Debunking a superannuation tax myth: SMSF Association clarifies the impact on Aussie farms
In the ongoing debate about a proposed new tax targeting superannuation funds exceeding $3 million, the SMSF Association has stepped in to challenge claims from the Association of Superannuation Funds of Australia (ASFA) that the tax's impact on farmers would be minimal.
According to the ASFA, only one per cent of self-managed superannuation funds (SMSFs) with balances over $3 million have farm-related income, suggesting the new tax would have a negligible effect on the agricultural community. However, the SMSF Association has highlighted serious flaws in this argument.
Peter Burgess, the SMSF Association's CEO, expressed skepticism towards ASFA's findings: “The simple fact is farming properties can be held under myriad tax structures, so using personal tax return data to extrapolate the number of farming properties that which may be impacted by this proposed law is not valid,” he contended. He also pointed out that “ATO income tax return data has limited application for substantive data analysis due to the way the tax return data is collated and reported.”
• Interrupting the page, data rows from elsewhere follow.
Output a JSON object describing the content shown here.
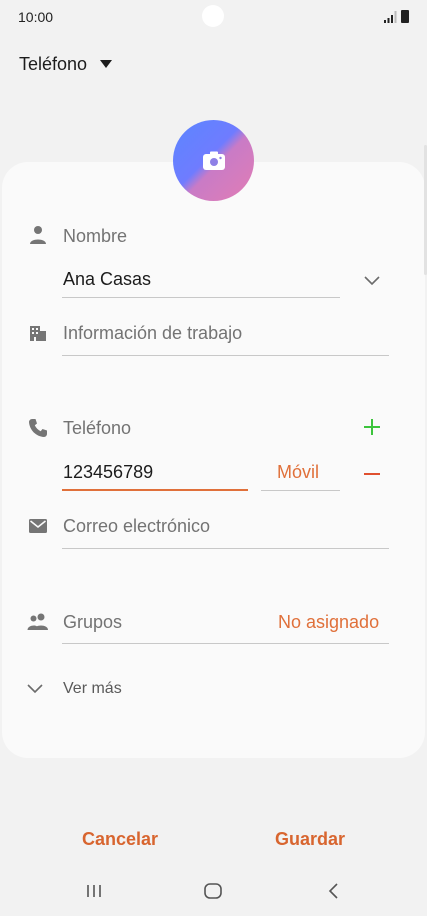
{
  "status_bar": {
    "time": "10:00"
  },
  "account": {
    "label": "Teléfono"
  },
  "form": {
    "name": {
      "placeholder": "Nombre",
      "value": "Ana Casas"
    },
    "work": {
      "placeholder": "Información de trabajo"
    },
    "phone": {
      "label": "Teléfono",
      "value": "123456789",
      "type": "Móvil"
    },
    "email": {
      "placeholder": "Correo electrónico"
    },
    "groups": {
      "label": "Grupos",
      "value": "No asignado"
    },
    "more": {
      "label": "Ver más"
    }
  },
  "actions": {
    "cancel": "Cancelar",
    "save": "Guardar"
  },
  "colors": {
    "accent": "#d8652f",
    "add": "#3cc43c",
    "remove": "#e0502f"
  },
  "icons": [
    "camera-icon",
    "person-icon",
    "building-icon",
    "phone-icon",
    "mail-icon",
    "people-icon",
    "chevron-down-icon",
    "plus-icon",
    "minus-icon"
  ]
}
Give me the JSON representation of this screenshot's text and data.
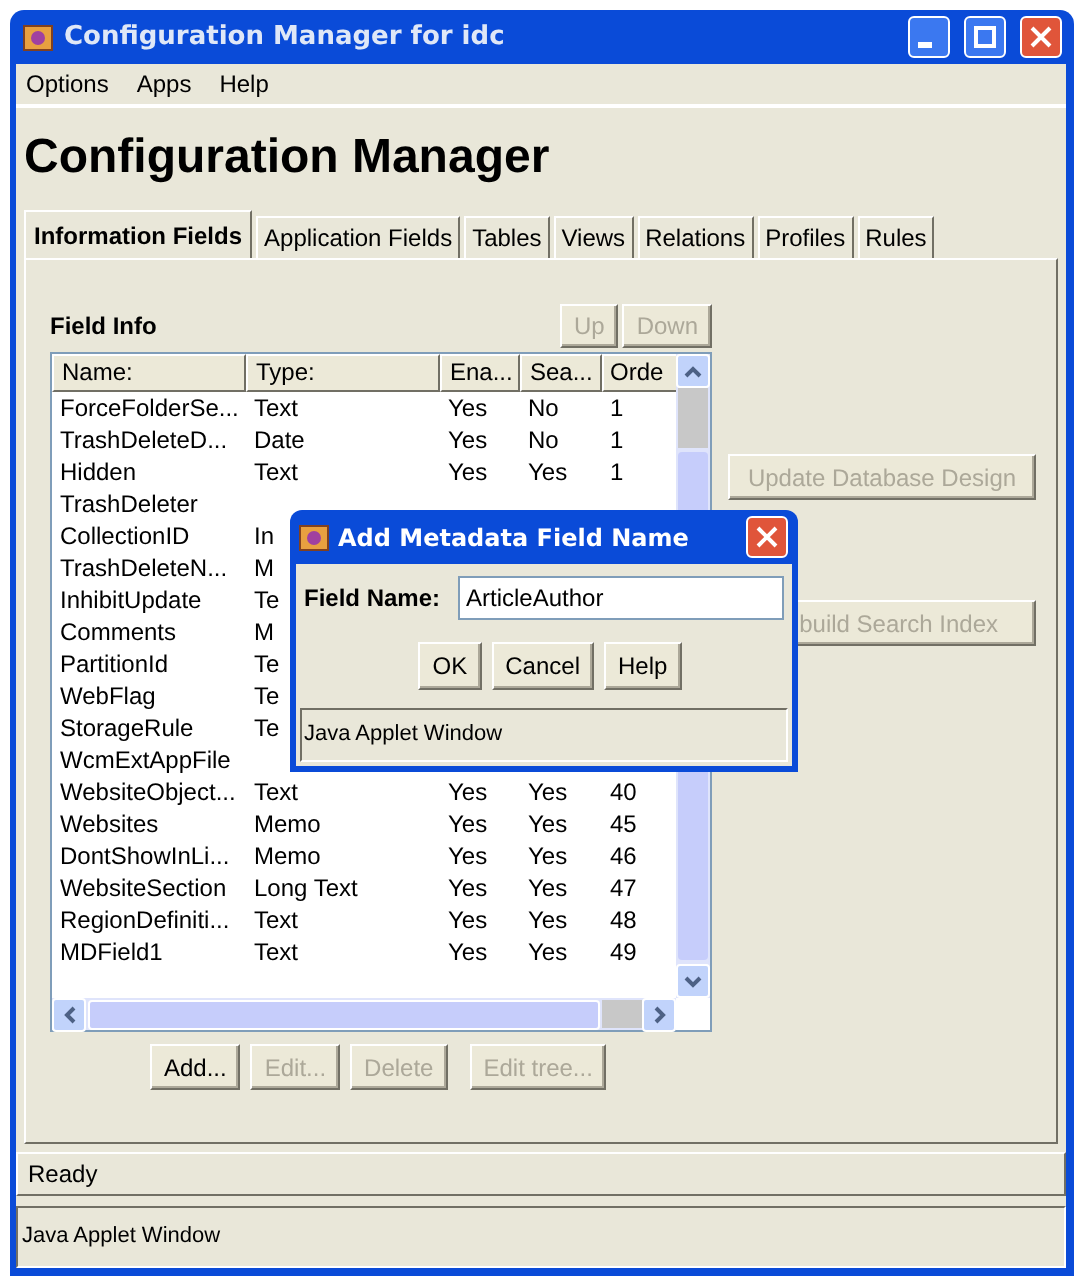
{
  "window": {
    "title": "Configuration Manager for idc"
  },
  "menu": [
    "Options",
    "Apps",
    "Help"
  ],
  "heading": "Configuration Manager",
  "tabs": [
    {
      "label": "Information Fields",
      "selected": true
    },
    {
      "label": "Application Fields",
      "selected": false
    },
    {
      "label": "Tables",
      "selected": false
    },
    {
      "label": "Views",
      "selected": false
    },
    {
      "label": "Relations",
      "selected": false
    },
    {
      "label": "Profiles",
      "selected": false
    },
    {
      "label": "Rules",
      "selected": false
    }
  ],
  "field_info": {
    "label": "Field Info",
    "buttons": [
      {
        "label": "Up",
        "disabled": true
      },
      {
        "label": "Down",
        "disabled": true
      }
    ]
  },
  "table": {
    "columns": [
      "Name:",
      "Type:",
      "Ena...",
      "Sea...",
      "Orde"
    ],
    "rows": [
      [
        "ForceFolderSe...",
        "Text",
        "Yes",
        "No",
        "1"
      ],
      [
        "TrashDeleteD...",
        "Date",
        "Yes",
        "No",
        "1"
      ],
      [
        "Hidden",
        "Text",
        "Yes",
        "Yes",
        "1"
      ],
      [
        "TrashDeleter",
        null,
        null,
        null,
        null
      ],
      [
        "CollectionID",
        "In",
        null,
        null,
        null
      ],
      [
        "TrashDeleteN...",
        "M",
        null,
        null,
        null
      ],
      [
        "InhibitUpdate",
        "Te",
        null,
        null,
        null
      ],
      [
        "Comments",
        "M",
        null,
        null,
        null
      ],
      [
        "PartitionId",
        "Te",
        null,
        null,
        null
      ],
      [
        "WebFlag",
        "Te",
        null,
        null,
        null
      ],
      [
        "StorageRule",
        "Te",
        null,
        null,
        null
      ],
      [
        "WcmExtAppFile",
        null,
        null,
        null,
        null
      ],
      [
        "WebsiteObject...",
        "Text",
        "Yes",
        "Yes",
        "40"
      ],
      [
        "Websites",
        "Memo",
        "Yes",
        "Yes",
        "45"
      ],
      [
        "DontShowInLi...",
        "Memo",
        "Yes",
        "Yes",
        "46"
      ],
      [
        "WebsiteSection",
        "Long Text",
        "Yes",
        "Yes",
        "47"
      ],
      [
        "RegionDefiniti...",
        "Text",
        "Yes",
        "Yes",
        "48"
      ],
      [
        "MDField1",
        "Text",
        "Yes",
        "Yes",
        "49"
      ]
    ]
  },
  "side_buttons": [
    {
      "label": "Update Database Design",
      "disabled": true
    },
    {
      "label": "build Search Index",
      "disabled": true
    }
  ],
  "actions": [
    {
      "label": "Add...",
      "disabled": false
    },
    {
      "label": "Edit...",
      "disabled": true
    },
    {
      "label": "Delete",
      "disabled": true
    },
    {
      "label": "Edit tree...",
      "disabled": true
    }
  ],
  "status_bar": "Ready",
  "applet_notice": "Java Applet Window",
  "dialog": {
    "title": "Add Metadata Field Name",
    "field_label": "Field Name:",
    "value": "ArticleAuthor",
    "buttons": [
      "OK",
      "Cancel",
      "Help"
    ],
    "applet_notice": "Java Applet Window"
  }
}
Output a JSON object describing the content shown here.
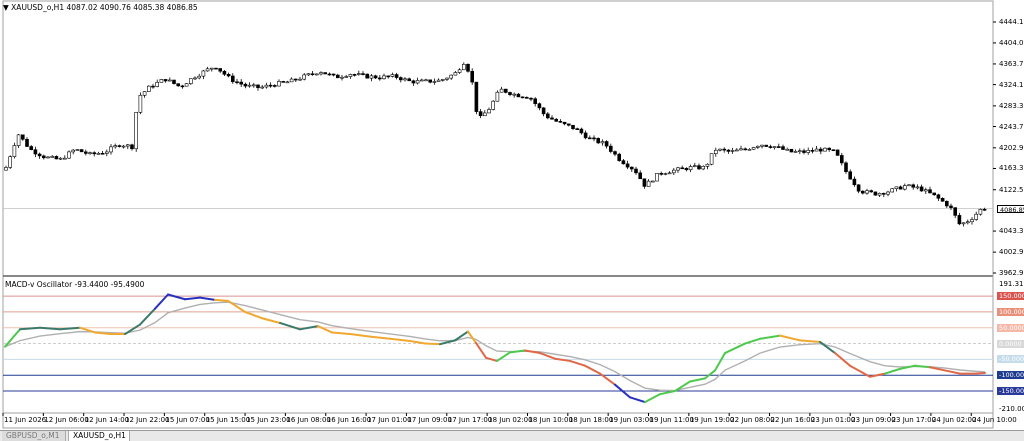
{
  "main_panel": {
    "symbol_line": "XAUUSD_o,H1  4087.02 4090.76 4085.38 4086.85",
    "price_labels": [
      "4444.10",
      "4404.00",
      "4363.70",
      "4324.10",
      "4283.30",
      "4243.70",
      "4202.90",
      "4163.30",
      "4122.50",
      "4043.30",
      "4002.90",
      "3962.90"
    ],
    "current_price_tag": "4086.85",
    "current_price": 4086.85
  },
  "indicator_panel": {
    "title": "MACD-v Oscillator -93.4400 -95.4900",
    "top_value": "191.313",
    "bottom_value": "-210.003",
    "levels": [
      {
        "label": "150.0000",
        "value": 150,
        "color": "#d9534f",
        "text_color": "#ffffff",
        "line": "#d99090"
      },
      {
        "label": "100.0000",
        "value": 100,
        "color": "#e8907a",
        "text_color": "#ffffff",
        "line": "#e0a090"
      },
      {
        "label": "50.0000",
        "value": 50,
        "color": "#f4b8a8",
        "text_color": "#ffffff",
        "line": "#f0c0b0"
      },
      {
        "label": "0.0000",
        "value": 0,
        "color": "#d8d8d8",
        "text_color": "#ffffff",
        "line": "#c8c8c8"
      },
      {
        "label": "-50.0000",
        "value": -50,
        "color": "#c6dcea",
        "text_color": "#ffffff",
        "line": "#c6dcea"
      },
      {
        "label": "-100.0000",
        "value": -100,
        "color": "#1f3c8f",
        "text_color": "#ffffff",
        "line": "#1f3c8f"
      },
      {
        "label": "-150.0000",
        "value": -150,
        "color": "#2a3a9a",
        "text_color": "#ffffff",
        "line": "#2a3a9a"
      }
    ]
  },
  "time_labels": [
    "11 Jun 2026",
    "12 Jun 06:00",
    "12 Jun 14:00",
    "12 Jun 22:00",
    "15 Jun 07:00",
    "15 Jun 15:00",
    "15 Jun 23:00",
    "16 Jun 08:00",
    "16 Jun 16:00",
    "17 Jun 01:00",
    "17 Jun 09:00",
    "17 Jun 17:00",
    "18 Jun 02:00",
    "18 Jun 10:00",
    "18 Jun 18:00",
    "19 Jun 03:00",
    "19 Jun 11:00",
    "19 Jun 19:00",
    "22 Jun 08:00",
    "22 Jun 16:00",
    "23 Jun 01:00",
    "23 Jun 09:00",
    "23 Jun 17:00",
    "24 Jun 02:00",
    "24 Jun 10:00"
  ],
  "tabs": [
    {
      "label": "GBPUSD_o,M1",
      "active": false
    },
    {
      "label": "XAUUSD_o,H1",
      "active": true
    }
  ],
  "colors": {
    "bull_candle": "#ffffff",
    "bear_candle": "#000000",
    "signal_line": "#b0b0b0",
    "macd_green": "#4ec94e",
    "macd_teal": "#3a7a6a",
    "macd_orange": "#f0a830",
    "macd_red": "#e06848",
    "macd_blue": "#2830c0"
  }
}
The concern for the SMSF Association centres not just on farms, but across the wider SMSF sector, with Burgess noting, “Individual tax returns are an unreliable data source from which to draw inferences on the asset holdings or liquidity of SMSFs.” Despite the lack of precise numbers of farms held in SMSFs, the National Farmers Federation suggests that more than 30 percent of Australian farms could be in an SMSF, which according to Burgess, is "a common vehicle used by Australian farm businesses to manage assets and use agricultural land to provide retirement income."
Burgess highlighted the complications for farmers who may be affected by the proposed tax, considering the cyclical nature of farming income and the impracticality of relating the value of assets to taxable income, especially during years impacted by extreme events like droughts, floods, or fires. He added, “This limits the ability to make concessional super contributions or to personally pay tax assessed on the value of superannuation fund assets, which can rise in value despite their personal circumstances.”
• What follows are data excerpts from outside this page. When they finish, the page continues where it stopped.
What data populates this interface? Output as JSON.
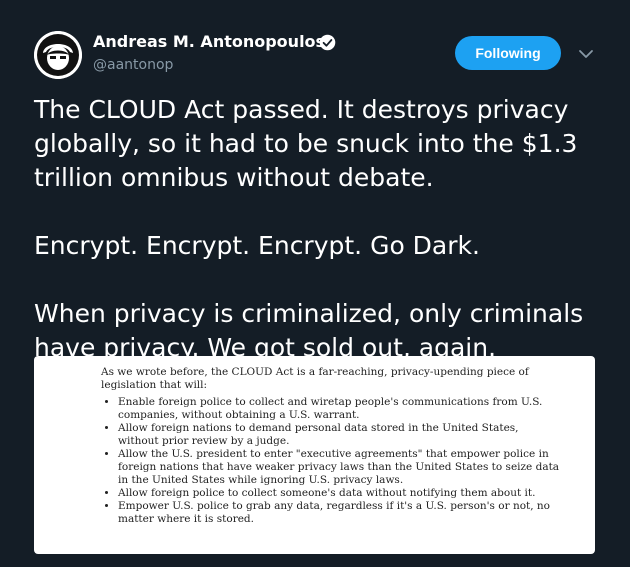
{
  "author": {
    "name": "Andreas M. Antonopoulos",
    "handle": "@aantonop",
    "verified_icon": "verified-badge-icon"
  },
  "actions": {
    "follow_label": "Following",
    "menu_icon": "chevron-down-icon"
  },
  "tweet": {
    "text": "The CLOUD Act passed. It destroys privacy globally, so it had to be snuck into the $1.3 trillion omnibus without debate.\n\nEncrypt. Encrypt. Encrypt. Go Dark.\n\n When privacy is criminalized, only criminals have privacy. We got sold out, again."
  },
  "quote_image": {
    "intro": "As we wrote before, the CLOUD Act is a far-reaching, privacy-upending piece of legislation that will:",
    "bullets": [
      "Enable foreign police to collect and wiretap people's communications from U.S. companies, without obtaining a U.S. warrant.",
      "Allow foreign nations to demand personal data stored in the United States, without prior review by a judge.",
      "Allow the U.S. president to enter \"executive agreements\" that empower police in foreign nations that have weaker privacy laws than the United States to seize data in the United States while ignoring U.S. privacy laws.",
      "Allow foreign police to collect someone's data without notifying them about it.",
      "Empower U.S. police to grab any data, regardless if it's a U.S. person's or not, no matter where it is stored."
    ]
  },
  "colors": {
    "background": "#141d26",
    "accent": "#1da1f2",
    "secondary_text": "#8899a6"
  }
}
The Association is also challenging the idea that SMSFs will have sufficient liquidity to pay the proposed tax, specifically rejecting the claim that compliance with market rate income regulations for SMSF assets would mitigate liquidity concerns. Burgess explained, “Many farming properties historically generate low income yields so the land value is not a good indicator of the level of lease income,” and further argued, “increases in property values do not always equate to an increase in lease income.”
The implications of the proposed tax are potentially serious, with research by the University of Adelaide indicating that the tax could negatively impact up to 50,000 SMSF members. Burgess warned of the variable nature of tax liability due to the inclusion of unrealized capital gains in the tax, which can make liquidity management extremely challenging.
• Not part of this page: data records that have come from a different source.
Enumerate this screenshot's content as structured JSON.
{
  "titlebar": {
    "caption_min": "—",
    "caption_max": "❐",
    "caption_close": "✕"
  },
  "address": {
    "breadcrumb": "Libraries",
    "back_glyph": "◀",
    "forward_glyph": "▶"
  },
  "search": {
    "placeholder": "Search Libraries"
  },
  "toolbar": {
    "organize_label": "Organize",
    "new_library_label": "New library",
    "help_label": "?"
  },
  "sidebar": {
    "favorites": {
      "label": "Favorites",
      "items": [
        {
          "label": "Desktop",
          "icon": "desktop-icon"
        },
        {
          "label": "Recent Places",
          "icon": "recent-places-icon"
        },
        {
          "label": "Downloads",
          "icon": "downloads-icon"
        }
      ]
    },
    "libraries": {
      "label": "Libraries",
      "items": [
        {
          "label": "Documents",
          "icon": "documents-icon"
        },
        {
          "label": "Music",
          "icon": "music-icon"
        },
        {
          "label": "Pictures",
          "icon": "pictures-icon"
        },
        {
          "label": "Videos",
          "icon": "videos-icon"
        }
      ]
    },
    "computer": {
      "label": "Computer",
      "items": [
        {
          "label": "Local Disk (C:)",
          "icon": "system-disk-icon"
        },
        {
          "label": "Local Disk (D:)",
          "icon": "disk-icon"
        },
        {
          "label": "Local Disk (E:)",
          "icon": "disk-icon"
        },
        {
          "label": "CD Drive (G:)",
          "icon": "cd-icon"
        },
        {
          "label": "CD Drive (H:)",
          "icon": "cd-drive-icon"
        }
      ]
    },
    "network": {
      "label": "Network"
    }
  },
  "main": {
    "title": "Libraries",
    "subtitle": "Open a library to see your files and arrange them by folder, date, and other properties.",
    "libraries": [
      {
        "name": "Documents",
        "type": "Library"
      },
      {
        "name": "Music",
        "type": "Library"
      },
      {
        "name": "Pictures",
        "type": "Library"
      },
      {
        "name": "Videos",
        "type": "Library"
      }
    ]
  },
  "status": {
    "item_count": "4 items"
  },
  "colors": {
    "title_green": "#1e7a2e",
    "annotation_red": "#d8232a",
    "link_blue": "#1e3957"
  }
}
He concluded with a stark message about the proposed tax: “The tragedy of this proposed tax is that it’s a solution looking for a problem. The fact is the ability to attain significantly high balances in superannuation will be inhibited by existing policy settings." Burgess emphasised the existence of other measures that already limit individuals' capacity to contribute to their superannuation funds, reflecting a comprehensive approach to managing high balances already in place.